Here’s his story: Last week, a swarm settled into an Anglican parish church in farm country, Ontario. The priest’s assistant called for help. With approval from Ontario’s Ministry of Environment and Climate Change (yes, folks, climate change is real enough to have a ministry), the bees were exterminated. That’s right – killed, destroyed, poisoned, and made dead. Later, a local beekeeper named Debbie Hutchings of Debbee’s Bees near Newboro, Ontario, heard about the honey bee liquidation event. She was upset. Ms Hutchings felt that more of an effort could have been made to save the bees. She is likely right.
I have a couple of thoughts on this. First, Ms Hutchings sounds like the sort of beekeeper we all want to know. She runs a small bee farm and sells bee supplies and honey. She rescues bees. She cares about bees. Her great-grandfather’s ancestors were beekeepers and brought bees with them in the mid-1800s when they took a slow boat from England to Canada.
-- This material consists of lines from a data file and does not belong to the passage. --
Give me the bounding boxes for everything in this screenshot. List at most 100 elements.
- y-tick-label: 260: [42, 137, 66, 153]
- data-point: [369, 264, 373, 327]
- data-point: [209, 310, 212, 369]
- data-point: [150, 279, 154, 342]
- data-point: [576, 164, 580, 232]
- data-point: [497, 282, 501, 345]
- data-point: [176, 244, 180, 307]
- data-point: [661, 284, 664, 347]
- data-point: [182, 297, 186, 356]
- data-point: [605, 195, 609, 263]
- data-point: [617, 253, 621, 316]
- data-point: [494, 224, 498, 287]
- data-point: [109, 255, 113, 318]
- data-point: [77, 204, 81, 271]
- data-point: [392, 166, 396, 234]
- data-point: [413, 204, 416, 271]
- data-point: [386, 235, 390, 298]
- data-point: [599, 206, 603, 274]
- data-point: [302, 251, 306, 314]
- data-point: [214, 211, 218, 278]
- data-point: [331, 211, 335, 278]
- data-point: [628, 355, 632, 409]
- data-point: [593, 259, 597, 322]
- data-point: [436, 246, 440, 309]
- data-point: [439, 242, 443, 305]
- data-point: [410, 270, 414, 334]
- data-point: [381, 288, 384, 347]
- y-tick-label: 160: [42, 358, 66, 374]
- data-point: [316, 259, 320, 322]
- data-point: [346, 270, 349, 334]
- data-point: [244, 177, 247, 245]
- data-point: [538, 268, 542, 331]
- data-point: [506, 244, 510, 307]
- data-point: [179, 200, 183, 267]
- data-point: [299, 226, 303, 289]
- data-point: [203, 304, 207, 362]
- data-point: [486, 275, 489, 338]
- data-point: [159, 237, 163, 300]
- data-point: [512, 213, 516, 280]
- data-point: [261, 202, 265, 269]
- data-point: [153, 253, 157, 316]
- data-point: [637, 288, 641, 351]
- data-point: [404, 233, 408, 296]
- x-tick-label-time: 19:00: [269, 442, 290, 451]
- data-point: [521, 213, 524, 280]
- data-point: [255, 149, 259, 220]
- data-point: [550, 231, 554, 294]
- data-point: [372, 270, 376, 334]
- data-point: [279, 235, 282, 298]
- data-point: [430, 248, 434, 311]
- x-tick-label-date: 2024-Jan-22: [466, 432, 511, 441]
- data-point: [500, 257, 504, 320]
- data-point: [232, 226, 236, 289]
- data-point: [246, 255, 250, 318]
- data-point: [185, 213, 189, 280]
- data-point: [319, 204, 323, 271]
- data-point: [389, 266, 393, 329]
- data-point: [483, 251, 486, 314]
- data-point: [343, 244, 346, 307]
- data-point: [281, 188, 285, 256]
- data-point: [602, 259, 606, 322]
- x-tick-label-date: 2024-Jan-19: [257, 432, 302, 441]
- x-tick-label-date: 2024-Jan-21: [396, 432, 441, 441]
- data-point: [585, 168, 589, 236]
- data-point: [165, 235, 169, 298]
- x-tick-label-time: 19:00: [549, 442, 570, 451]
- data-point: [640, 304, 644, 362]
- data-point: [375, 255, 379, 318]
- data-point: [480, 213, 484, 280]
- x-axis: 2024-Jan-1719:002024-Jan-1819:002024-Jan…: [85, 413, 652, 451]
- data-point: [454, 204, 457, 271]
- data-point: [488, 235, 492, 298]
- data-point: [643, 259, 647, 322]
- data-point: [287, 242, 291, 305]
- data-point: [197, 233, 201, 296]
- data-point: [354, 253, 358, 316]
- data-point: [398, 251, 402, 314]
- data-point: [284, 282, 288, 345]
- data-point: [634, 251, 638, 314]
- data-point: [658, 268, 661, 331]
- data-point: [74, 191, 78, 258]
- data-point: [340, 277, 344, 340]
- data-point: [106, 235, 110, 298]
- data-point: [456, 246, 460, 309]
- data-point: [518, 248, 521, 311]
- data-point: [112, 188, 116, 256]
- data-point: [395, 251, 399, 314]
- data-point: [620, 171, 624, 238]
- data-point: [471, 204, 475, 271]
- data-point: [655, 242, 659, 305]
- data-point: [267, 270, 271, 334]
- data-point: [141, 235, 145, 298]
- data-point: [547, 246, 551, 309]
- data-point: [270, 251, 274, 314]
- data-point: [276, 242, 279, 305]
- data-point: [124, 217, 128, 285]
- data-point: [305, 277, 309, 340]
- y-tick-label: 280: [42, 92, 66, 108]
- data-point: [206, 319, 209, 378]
I have to admit that I scoffed when I read that she told reporter Darcy Cheek that she still has honey bee stock that has been in the Hutchings family for 195 years. Of course not, I thought. Two hundred years ago, the bees that her ancestors imported (probably without CFIA approval) would have been black in colour, small in size, and would have had trouble wintering in Ontario, but if they survived, they would build up quickly in the spring. These bees are sometimes called black bees, European dark bees, or Apis mellifera mellifera. Almost everywhere in North America, they have been replaced by more productive Carniolan, Caucasian, and Italian races. The last time I saw the European dark bees in North America was in 1976, along the Pee Dee River at the apiary of a remote South Carolina beekeeper, a friend of mine who kept about ten gum boxes stocked with black bees. It seemed highly improbable that Ms Hutchings had such bees. But I am wrong.
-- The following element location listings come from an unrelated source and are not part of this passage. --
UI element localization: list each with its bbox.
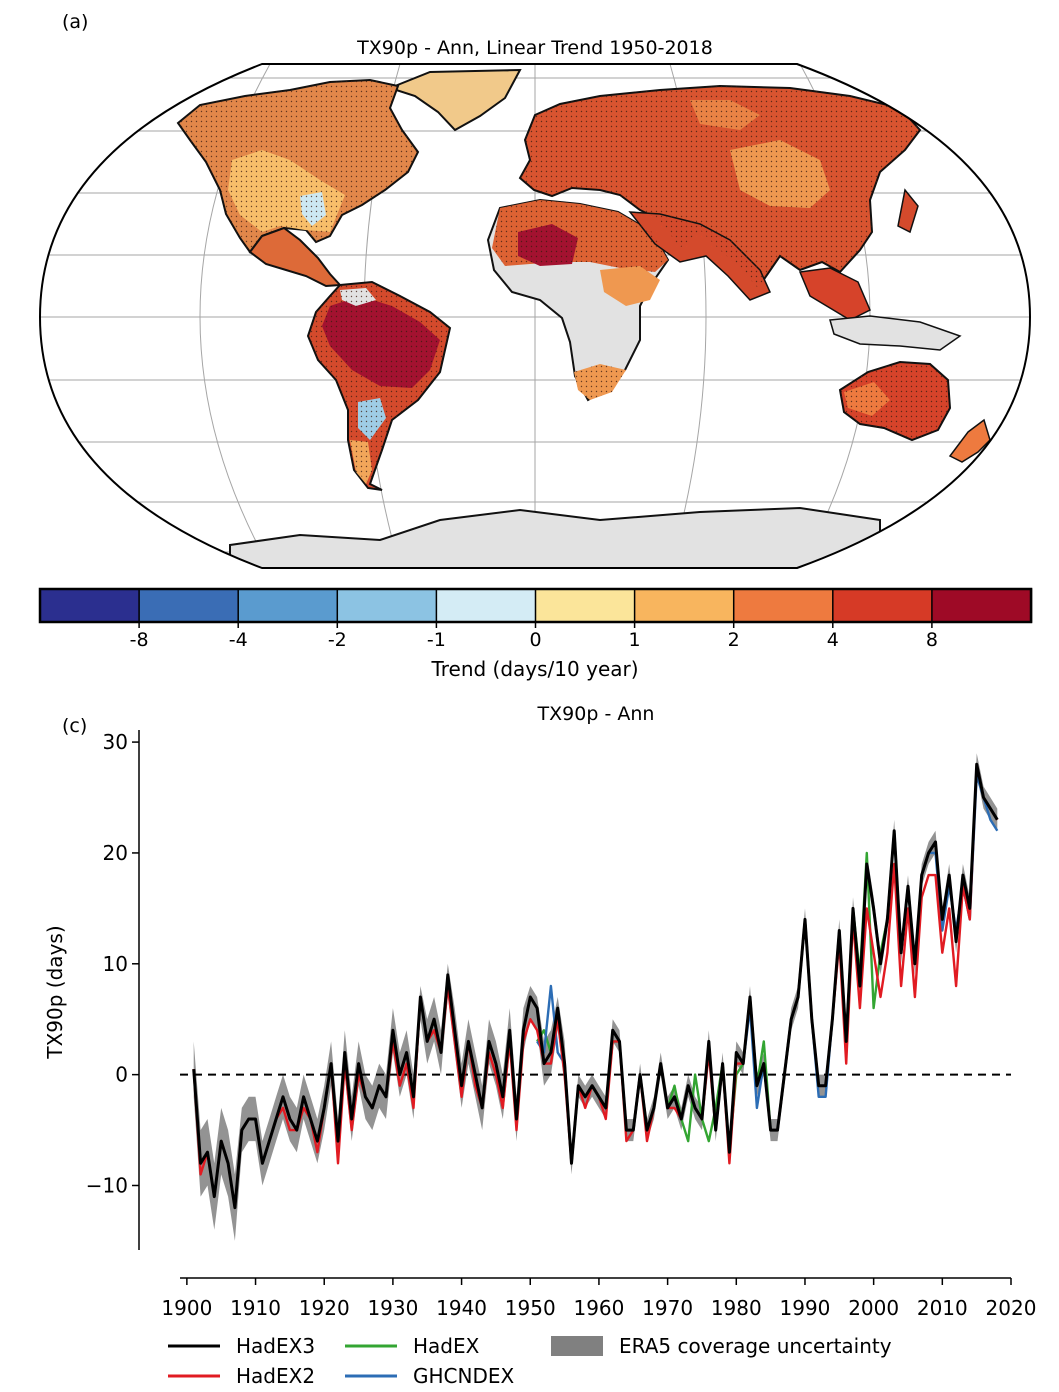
legend-label: HadEX2 xyxy=(236,1364,315,1388)
x-tick-label: 1940 xyxy=(436,1296,487,1320)
legend-swatch xyxy=(551,1336,603,1356)
map-title: TX90p - Ann, Linear Trend 1950-2018 xyxy=(356,37,713,59)
x-tick-label: 1930 xyxy=(367,1296,418,1320)
y-tick-label: 0 xyxy=(115,1063,128,1087)
colorbar-cells xyxy=(39,588,1033,623)
colorbar-cell xyxy=(832,588,934,623)
x-tick-label: 1910 xyxy=(230,1296,281,1320)
y-tick-label: 30 xyxy=(103,730,128,754)
colorbar-cell xyxy=(435,588,537,623)
colorbar-tick-label: 1 xyxy=(629,629,641,651)
legend: HadEX3 HadEX2 HadEX GHCNDEX ERA5 coverage un… xyxy=(168,1334,892,1388)
colorbar-tick-label: 0 xyxy=(529,629,541,651)
y-tick-label: 20 xyxy=(103,841,128,865)
x-tick-label: 1900 xyxy=(161,1296,212,1320)
colorbar-ticks: -8 -4 -2 -1 0 1 2 4 8 xyxy=(130,622,938,651)
x-axis: 1900 1910 1920 1930 1940 1950 1960 1970 1980 1990… xyxy=(161,1277,1036,1320)
colorbar-tick-label: -4 xyxy=(229,629,248,651)
colorbar-tick-label: 2 xyxy=(728,629,740,651)
x-tick-label: 1990 xyxy=(780,1296,831,1320)
map-content xyxy=(40,64,1030,568)
legend-label: GHCNDEX xyxy=(413,1364,515,1388)
y-tick-label: −10 xyxy=(86,1173,128,1197)
world-map xyxy=(38,63,1032,569)
colorbar-tick-label: 4 xyxy=(827,629,839,651)
colorbar-cell xyxy=(534,588,636,623)
colorbar-tick-label: 8 xyxy=(926,629,938,651)
y-axis-label: TX90p (days) xyxy=(43,925,67,1059)
colorbar-cell xyxy=(931,588,1033,623)
series-layer xyxy=(192,762,999,1210)
antarctica xyxy=(229,506,881,568)
legend-label: ERA5 coverage uncertainty xyxy=(619,1334,892,1358)
x-tick-label: 1980 xyxy=(711,1296,762,1320)
panel-c-label: (c) xyxy=(62,715,87,737)
y-ticks: −10 0 10 20 30 xyxy=(86,730,139,1197)
y-tick-label: 10 xyxy=(103,952,128,976)
colorbar: -8 -4 -2 -1 0 1 2 4 8 Trend (days/10 year) xyxy=(38,587,1033,681)
colorbar-cell xyxy=(138,588,240,623)
colorbar-tick-label: -8 xyxy=(130,629,149,651)
series-line-hadex3 xyxy=(192,762,999,1210)
greenland xyxy=(387,68,522,132)
uncertainty-band xyxy=(193,753,998,1241)
colorbar-cell xyxy=(732,588,835,623)
plot-area xyxy=(180,753,1011,1241)
colorbar-tick-label: -2 xyxy=(328,629,347,651)
x-tick-label: 1950 xyxy=(505,1296,556,1320)
legend-label: HadEX xyxy=(413,1334,480,1358)
colorbar-cell xyxy=(237,588,339,623)
africa-east xyxy=(600,266,660,306)
chart-title: TX90p - Ann xyxy=(537,703,655,725)
x-tick-label: 2000 xyxy=(848,1296,899,1320)
panel-a-label: (a) xyxy=(62,11,88,33)
panel-c: (c) TX90p - Ann TX90p (days) −100102030 … xyxy=(43,703,1036,1388)
x-tick-label: 2010 xyxy=(917,1296,968,1320)
indonesia xyxy=(829,315,962,351)
japan xyxy=(897,188,919,234)
legend-label: HadEX3 xyxy=(236,1334,315,1358)
x-tick-label: 1970 xyxy=(642,1296,693,1320)
map-outline xyxy=(38,63,1032,569)
map-stippling xyxy=(178,80,950,484)
x-tick-label: 1920 xyxy=(299,1296,350,1320)
x-tick-label: 1960 xyxy=(573,1296,624,1320)
colorbar-tick-label: -1 xyxy=(427,629,446,651)
era5-uncertainty-band xyxy=(193,753,998,1241)
x-ticks: 1900 1910 1920 1930 1940 1950 1960 1970 1980 1990… xyxy=(161,1278,1036,1320)
x-tick-label: 2020 xyxy=(986,1296,1037,1320)
colorbar-cell xyxy=(336,588,438,623)
se-asia xyxy=(798,267,871,321)
colorbar-cell xyxy=(39,588,141,623)
new-zealand xyxy=(948,418,991,463)
colorbar-cell xyxy=(633,588,735,623)
colorbar-label: Trend (days/10 year) xyxy=(430,657,638,681)
panel-a: (a) TX90p - Ann, Linear Trend 1950-2018 xyxy=(38,11,1033,681)
y-axis: −10 0 10 20 30 xyxy=(86,730,140,1250)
Debbie Hutchings describes her bees on her website:
“[My grandparents] brought the honeybees with them from England. I can’t say that within the last 100 or so years the Hutchings bee hasn’t interbred with other breeds of honeybees, but we have not intentionally cross bred them. I still put my best breeder hives in the basement of the old homestead when winter comes a knocking, just like my Grandfathers did. They are gentle, little dark bees that winter in small clusters that explode when spring comes.“
Sounds like European dark bees to me. Kudos to Debbie Hutchings for recognizing this and keeping the bees going in the traditional way.
And speaking of traditions… The church in Lyn, Ontario, that had the bees destroyed is Saint John the Baptist Anglican parish church. I’ve read the Bible. Twice, in fact. John was the wildman who lived in the desert. He survived (according to The Book) by eating locusts and honey. I think the Ontario church missed a great opportunity to cash in on the amazing miracle of the honey-dripping ceiling. Churches these days are struggling to survive. Attendance is way down. But even I would go to a church that handed out little bowls of locusts and then queued worshipers under a dripping ceiling where fresh honey drizzled down on the locusts. For a really authentic experience, they could even offer camel-skin robes. But alas, the bees were killed. What would John the Baptist say about that?
Hmm yes it doesn’t sound very Christian or forgiving to destroy the bees, which had sought protection in a place of sanctuary.